1
votes

Warning - newbie question....

I had a vision that I could select what workitem I was working on, and when I checked in the code, I could associate the changeset with the workitem automatically.

I'm assuming that:

  1. I would select a work item and state that I'm starting to work on it,
  2. make my changes to the code base as I see fit,
  3. each time a file is checked out, it is associated with the current work item, and
  4. when I check in I can state that I've stopped working on that work item.

Then if I review a work item, I can see what changeset is associated with that workitem, getting the full fidelity of what changes were made for that specific work item.

Is this possible? Is it automatic? All that I have found so far is a manual association of a changeset with a work item.

3
question is a little unclear...Mitch Wheat

3 Answers

7
votes

The order is: make changes, choose pending changes to check-in, select work item, do check-in. You can enable a check-in policy that forces the change to associate with a work item.

Update With TFS2012/TFS2013 Premium and Ultimate there is a much cooler way, using the "My Work" page. Before you start coding you select a work item from "Available Work Items" to "In Progress". From there you can directly jump to the "Pending Changes" page by clicking "Check In". It is also possible to suspend your work where the state of the IDE is saved.

Demo: http://go.microsoft.com/fwlink/?LinkID=251849

2
votes

What you're asking for is not a good idea. That pretty much only allows you to work on one work item per team project at a time. If you can do that, then you must be living a quiet life.

Instead, TFS allows you to associate a changeset with one or more work items - when you create the changeset. This makes it easy to see exactly which code changes were made in order to address a particular work item.

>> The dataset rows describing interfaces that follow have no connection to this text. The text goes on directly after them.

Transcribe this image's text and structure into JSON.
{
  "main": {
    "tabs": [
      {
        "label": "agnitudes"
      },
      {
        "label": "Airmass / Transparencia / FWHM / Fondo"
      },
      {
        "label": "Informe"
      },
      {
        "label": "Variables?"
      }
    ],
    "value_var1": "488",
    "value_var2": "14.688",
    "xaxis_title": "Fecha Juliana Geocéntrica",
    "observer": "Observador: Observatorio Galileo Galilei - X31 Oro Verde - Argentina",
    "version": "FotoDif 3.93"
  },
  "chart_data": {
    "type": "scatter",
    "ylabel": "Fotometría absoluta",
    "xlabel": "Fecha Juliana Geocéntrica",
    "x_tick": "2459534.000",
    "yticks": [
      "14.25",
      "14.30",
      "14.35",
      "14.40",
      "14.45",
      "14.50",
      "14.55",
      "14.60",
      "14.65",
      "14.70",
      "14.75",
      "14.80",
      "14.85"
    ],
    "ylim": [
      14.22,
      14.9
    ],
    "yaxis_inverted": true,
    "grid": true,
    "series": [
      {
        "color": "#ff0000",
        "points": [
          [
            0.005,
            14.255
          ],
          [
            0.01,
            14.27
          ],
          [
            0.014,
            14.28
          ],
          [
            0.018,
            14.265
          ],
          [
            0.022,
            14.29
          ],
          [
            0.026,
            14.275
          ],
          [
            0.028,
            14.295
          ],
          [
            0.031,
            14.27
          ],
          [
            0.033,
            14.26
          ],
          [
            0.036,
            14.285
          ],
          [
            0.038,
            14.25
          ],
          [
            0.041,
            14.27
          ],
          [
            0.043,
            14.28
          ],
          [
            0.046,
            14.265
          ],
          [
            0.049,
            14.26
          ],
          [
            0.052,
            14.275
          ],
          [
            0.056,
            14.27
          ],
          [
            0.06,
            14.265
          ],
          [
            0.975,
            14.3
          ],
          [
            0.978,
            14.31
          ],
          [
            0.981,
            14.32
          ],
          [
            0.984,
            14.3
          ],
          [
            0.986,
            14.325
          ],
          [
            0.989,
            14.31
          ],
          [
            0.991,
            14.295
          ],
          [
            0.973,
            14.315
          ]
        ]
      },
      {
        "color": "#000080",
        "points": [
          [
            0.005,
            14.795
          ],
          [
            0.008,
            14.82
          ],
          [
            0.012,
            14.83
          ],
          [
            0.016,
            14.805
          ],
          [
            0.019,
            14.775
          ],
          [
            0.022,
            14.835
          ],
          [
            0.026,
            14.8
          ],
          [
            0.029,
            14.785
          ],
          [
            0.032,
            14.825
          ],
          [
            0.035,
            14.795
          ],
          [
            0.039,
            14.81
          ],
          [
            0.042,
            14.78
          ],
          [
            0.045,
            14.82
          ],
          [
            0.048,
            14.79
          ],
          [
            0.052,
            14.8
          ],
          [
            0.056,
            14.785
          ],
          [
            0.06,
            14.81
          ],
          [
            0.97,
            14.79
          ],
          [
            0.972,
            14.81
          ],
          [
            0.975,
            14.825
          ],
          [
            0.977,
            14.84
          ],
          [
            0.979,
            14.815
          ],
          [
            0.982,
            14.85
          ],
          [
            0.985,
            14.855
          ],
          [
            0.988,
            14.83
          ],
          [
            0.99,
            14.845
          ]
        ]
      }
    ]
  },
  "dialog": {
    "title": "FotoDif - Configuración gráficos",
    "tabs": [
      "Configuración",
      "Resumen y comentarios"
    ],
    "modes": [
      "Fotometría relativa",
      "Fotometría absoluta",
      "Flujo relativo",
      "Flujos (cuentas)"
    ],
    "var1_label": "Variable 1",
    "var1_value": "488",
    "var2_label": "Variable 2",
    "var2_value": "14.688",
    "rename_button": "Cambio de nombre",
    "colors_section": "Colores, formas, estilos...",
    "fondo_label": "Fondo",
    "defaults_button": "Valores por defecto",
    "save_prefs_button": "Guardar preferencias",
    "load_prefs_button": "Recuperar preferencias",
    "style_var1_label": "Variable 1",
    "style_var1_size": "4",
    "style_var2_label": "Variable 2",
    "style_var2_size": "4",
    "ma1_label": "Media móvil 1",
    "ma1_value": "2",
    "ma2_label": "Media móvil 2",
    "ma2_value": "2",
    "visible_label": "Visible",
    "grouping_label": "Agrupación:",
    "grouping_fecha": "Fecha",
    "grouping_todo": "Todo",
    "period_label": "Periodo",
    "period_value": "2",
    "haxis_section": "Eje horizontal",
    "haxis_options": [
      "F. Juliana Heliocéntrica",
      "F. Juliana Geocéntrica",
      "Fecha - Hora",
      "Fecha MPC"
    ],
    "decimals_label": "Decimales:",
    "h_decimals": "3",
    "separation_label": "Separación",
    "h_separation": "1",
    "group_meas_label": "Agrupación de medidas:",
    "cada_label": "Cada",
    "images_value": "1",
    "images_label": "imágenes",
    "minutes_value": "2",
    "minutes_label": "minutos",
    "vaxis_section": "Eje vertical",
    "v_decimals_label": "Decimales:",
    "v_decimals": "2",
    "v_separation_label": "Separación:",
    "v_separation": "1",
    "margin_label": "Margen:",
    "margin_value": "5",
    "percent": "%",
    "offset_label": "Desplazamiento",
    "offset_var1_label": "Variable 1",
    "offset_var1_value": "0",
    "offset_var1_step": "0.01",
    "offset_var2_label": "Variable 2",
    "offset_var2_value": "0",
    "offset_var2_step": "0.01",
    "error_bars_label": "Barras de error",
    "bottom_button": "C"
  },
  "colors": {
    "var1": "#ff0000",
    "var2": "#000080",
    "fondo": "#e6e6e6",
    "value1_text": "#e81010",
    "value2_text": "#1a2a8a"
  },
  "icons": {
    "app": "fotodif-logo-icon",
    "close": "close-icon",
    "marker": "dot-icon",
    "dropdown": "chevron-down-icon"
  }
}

It also allows automated builds to be associated with work items, and enables Test Impact analysis. I don't think any of these things would make sense if you were simply associating a work item with the code you assumed you were going to have to change to address it.

0
votes

Actually at the project level you can enable "require work item" with checkin. This means that the work item be defined first so that you have somthing to associate with when a checkin takes place.